Tayyip Hocam’a bir müjde, hoşuna gitsin. Medine için İstanbul için Peygamberimiz (s.a.v.) diyor ki;  “Burası tayyibedir.” Yani Tayyip Hocam’ın herhalde orada hayırlı işler yapacağını söylüyor bak, “tayyibedir. Deccalı sürer çıkarır.” İstanbul deccalı tutmuyor. “Sürer çıkarır.” Niye? Hz. Mehdi (a.s) var da onun için. “Tıpkı körüğün demirin pasını çıkardığı gibi.” Yani Hz.
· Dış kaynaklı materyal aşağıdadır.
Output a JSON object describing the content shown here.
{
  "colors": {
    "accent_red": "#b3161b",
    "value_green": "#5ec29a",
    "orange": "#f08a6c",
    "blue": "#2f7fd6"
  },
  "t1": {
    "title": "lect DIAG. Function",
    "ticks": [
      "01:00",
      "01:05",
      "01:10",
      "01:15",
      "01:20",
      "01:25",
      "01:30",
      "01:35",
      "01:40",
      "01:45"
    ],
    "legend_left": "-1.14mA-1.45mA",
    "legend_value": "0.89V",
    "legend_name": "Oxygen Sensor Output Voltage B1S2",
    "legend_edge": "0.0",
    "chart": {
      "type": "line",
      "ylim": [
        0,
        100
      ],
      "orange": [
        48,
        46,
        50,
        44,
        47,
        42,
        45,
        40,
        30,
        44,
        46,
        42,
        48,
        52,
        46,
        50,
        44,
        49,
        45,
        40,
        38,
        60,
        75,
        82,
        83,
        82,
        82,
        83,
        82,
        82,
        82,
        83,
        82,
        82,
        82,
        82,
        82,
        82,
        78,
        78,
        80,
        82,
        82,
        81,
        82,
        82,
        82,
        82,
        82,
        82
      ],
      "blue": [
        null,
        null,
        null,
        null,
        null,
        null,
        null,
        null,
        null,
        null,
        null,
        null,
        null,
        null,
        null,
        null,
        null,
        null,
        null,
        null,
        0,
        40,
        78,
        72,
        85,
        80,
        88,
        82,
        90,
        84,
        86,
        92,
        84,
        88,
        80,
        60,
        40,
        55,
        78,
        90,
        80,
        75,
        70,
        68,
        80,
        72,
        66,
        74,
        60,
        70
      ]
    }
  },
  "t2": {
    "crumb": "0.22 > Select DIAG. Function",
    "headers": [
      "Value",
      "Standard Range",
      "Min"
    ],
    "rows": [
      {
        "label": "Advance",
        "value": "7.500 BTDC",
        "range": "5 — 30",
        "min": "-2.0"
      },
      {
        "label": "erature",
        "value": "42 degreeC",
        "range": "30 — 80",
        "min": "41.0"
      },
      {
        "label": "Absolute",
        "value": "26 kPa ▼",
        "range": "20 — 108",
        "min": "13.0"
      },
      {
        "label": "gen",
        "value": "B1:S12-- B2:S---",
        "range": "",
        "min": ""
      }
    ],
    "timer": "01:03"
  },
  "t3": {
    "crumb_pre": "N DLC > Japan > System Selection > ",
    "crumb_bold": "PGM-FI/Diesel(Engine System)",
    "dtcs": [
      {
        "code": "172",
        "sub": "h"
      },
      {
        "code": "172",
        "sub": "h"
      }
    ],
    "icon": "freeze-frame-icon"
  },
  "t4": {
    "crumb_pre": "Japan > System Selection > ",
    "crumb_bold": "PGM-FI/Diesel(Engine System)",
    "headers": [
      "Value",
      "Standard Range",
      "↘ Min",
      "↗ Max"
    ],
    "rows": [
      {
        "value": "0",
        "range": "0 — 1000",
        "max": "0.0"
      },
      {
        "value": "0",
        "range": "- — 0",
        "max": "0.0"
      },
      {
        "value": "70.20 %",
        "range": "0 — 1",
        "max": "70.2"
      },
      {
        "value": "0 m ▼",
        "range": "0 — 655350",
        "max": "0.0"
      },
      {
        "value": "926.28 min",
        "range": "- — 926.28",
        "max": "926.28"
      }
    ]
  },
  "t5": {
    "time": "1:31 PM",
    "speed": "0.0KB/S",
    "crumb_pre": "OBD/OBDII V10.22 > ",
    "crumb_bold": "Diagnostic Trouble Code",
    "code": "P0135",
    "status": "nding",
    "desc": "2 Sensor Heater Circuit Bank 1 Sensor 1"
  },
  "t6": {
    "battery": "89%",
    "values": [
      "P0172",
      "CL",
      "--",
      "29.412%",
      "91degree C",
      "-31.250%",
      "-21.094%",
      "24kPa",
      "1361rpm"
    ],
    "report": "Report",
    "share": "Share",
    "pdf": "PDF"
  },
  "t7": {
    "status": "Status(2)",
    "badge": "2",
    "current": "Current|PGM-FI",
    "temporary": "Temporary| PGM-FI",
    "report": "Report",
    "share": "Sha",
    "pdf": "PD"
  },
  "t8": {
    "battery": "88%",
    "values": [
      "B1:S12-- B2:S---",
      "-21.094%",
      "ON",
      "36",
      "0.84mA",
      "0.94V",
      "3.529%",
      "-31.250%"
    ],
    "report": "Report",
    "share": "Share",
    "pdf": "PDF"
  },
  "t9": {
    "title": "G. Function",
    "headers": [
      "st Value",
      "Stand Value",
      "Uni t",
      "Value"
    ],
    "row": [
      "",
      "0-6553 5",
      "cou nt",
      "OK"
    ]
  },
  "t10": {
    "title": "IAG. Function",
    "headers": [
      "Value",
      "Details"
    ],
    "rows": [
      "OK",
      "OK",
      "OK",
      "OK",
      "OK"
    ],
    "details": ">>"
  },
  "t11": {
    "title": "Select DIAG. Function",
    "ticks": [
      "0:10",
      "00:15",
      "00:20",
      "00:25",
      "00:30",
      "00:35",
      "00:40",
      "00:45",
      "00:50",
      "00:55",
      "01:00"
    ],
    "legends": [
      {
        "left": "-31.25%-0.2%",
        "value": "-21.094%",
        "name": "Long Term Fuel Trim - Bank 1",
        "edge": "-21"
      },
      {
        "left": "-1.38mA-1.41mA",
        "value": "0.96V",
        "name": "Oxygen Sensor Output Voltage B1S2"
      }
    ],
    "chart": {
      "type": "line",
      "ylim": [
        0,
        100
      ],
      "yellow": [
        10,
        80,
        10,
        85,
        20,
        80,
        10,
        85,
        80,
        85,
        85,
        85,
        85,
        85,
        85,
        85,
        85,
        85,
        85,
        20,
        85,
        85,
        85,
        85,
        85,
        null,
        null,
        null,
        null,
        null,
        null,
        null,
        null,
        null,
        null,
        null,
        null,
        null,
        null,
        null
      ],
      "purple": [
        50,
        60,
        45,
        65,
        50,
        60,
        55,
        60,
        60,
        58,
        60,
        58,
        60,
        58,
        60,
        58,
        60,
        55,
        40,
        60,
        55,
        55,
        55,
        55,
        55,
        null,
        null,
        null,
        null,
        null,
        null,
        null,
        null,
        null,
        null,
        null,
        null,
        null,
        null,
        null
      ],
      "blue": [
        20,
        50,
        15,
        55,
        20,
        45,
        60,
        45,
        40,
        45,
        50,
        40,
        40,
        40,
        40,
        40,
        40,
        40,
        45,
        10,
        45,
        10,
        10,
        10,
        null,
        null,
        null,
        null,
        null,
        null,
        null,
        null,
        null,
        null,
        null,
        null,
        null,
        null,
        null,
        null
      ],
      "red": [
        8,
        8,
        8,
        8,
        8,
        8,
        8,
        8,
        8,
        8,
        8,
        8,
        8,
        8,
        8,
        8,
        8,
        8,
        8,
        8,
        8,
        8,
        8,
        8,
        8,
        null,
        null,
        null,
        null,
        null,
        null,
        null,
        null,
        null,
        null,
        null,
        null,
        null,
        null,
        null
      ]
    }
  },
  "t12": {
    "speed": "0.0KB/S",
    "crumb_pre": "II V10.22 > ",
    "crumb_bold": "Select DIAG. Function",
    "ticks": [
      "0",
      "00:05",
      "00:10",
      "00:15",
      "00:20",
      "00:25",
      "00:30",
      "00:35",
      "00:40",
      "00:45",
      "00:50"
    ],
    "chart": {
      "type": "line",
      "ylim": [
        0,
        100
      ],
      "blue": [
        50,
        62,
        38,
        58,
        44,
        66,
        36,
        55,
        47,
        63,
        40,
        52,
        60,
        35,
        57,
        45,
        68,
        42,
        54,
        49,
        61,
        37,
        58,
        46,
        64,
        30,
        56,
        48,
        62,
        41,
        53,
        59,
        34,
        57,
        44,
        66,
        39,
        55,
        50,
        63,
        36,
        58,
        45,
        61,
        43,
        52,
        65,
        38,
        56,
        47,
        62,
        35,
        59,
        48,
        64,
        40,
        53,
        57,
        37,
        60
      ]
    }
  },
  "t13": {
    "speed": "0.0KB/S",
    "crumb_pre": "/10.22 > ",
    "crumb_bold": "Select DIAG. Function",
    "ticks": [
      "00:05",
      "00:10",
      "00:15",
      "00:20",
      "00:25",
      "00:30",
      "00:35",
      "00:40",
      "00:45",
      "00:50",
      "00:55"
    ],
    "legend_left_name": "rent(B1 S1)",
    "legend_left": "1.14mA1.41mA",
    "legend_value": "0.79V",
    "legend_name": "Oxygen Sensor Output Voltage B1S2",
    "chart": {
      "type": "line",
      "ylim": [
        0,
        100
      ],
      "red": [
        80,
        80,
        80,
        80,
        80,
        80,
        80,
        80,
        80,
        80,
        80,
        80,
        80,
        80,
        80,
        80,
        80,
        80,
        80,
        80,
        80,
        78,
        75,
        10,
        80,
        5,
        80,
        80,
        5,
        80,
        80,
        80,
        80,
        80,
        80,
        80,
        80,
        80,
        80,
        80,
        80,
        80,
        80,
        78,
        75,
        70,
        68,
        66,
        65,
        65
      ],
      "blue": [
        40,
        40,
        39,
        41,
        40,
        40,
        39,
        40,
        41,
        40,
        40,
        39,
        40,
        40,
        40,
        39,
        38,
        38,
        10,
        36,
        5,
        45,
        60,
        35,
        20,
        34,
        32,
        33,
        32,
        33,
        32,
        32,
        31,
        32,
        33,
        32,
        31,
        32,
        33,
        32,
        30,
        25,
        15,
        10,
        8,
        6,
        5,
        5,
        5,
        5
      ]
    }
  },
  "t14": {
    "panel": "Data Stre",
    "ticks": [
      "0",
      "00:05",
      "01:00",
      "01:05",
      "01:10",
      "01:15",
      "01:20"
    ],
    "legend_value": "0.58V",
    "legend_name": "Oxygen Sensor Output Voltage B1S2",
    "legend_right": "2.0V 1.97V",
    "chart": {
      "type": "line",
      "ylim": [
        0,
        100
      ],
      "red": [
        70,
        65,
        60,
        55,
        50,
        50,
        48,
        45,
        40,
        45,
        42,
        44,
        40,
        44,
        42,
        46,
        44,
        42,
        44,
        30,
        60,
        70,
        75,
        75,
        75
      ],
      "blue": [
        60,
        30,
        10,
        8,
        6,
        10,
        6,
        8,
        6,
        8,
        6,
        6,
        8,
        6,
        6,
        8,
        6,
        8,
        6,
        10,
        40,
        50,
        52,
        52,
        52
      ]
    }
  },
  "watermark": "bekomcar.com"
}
Mehdi (a.s) olduğu yerde deccal olmaz diyor. Buhari’de var, Fedaül Medine’de var tefsir. Müslim’de var Münafikun bölümü. TIrmizi’de var Tefsir bölümünde. “İstanbul’un fethedilmesiyle beraber deccal çıkar” diyor. Şu an demek ki deccal hareketlendi. Sonra unutmasınlar diye Peygamberimiz (s.a.v.) sahabelerden Muaz’ın dizine vuruyor eliyle “Bu söylediğim kesinlikle hak” diyor “ve olacak” diyor. “Tıpkı senin burada oturman hak olduğu gibi” diyor. Yani bu nasıl gerçekse bu da olacak diyor.

 

İngiliz Derin Devletine Yandaşlık Yapanların Halka Tepeden Bakmak, Özentilik, Homoseksüelliği Savunmak, Kendini En Önemli Kişi Olarak Görmek, Yarı İngilizce Konuşarak Havalı Olduklarını Sanmak Gibi Ortak Yönleri Var

Bizim İngiliz hayranları hep birbirinin aynı Türkiye’de, yaptıkları eylemler, konuşma şekilleri. Bir kere hepsinde bir İngilizce merakı var, İngilizceyle sükse yapma. Aferin almaya çok meraklılar. Yabancı gazetecilerin takdirine çok önem veriyorlar. Her şeyleri, saç kesimleri bile aynı. Poz verme yerleri, poz verme şekilleri. Kitaba çok meraklı gibi görünmeleri, çok fazla kitap okuyor havası vermeleri. Mesela “Bütün kitapları yutmuş, olağanüstü kültürlü kız” denmesi. Rumi olmaları. İngilizlere hayranlık. Darwinist olmaları. Yaptıkları pozlara da dikkat ediyorum, verdikleri pozlar hep birbirinin aynı. Halkı beğenmemeleri, halka tepeden bakmaları, kendilerini beğenmeleri, çok iyi kalpli görünmeleri. Barışçıl, sevecen görünüyor ama kime karşı barışçıl? Homoseksüellere. Türkiye’de yer yerinden oynuyor onunla ilgili bir şey yok da. Erkekleri de aynı, kızları da aynı. Beylerin stili de bayanların stili de aynı. Ortak yönlerinin bir listesini çıkarayım da size bir anlatayım bir gün. Hatta fotoğraflarla falan da ispat edebilirim. Aynı cepheden poz veriyorlar. Konuşmalar aynı, kelimeler aynı, el tutuşları. Bir de homoseksüel savunma konusunda da tam ittifak var, kadın, erkek hepsinde. İngiltere’ye hayranlıkta hep ittifak var. Hükümete muhalefette ittifak var, halkı beğenmeme de ittifak var. Halka tepeden bakma da ittifak var. Bu İngiltere’nin hayranlarının hep özelliğine dikkat edin, hepsi kendini en büyük zannediyor, bayan olsun erkek olsun hepsi en akıllı olduğu kanaatinde. Yani hiçbir zaman için bir başkasının üstün olabileceğine ihtimal vermiyorlar. Hepsi en zeki, en akıllı, en kültürlü en güzel konuşan, İngilizceyi en iyi konuşan. Acayip İngilizce çatlatıyorlar, her birinin ayrı. Ve muazzam gayret ve hepsi de parasız pulsuz sürünen tipler. Hayır onlardan bir çıkarları da yok o anlamda söylüyorum. Yemek yeme kültürü mesela tabakların resmini çekiyor, gazoz getirtmiş onu içiyor.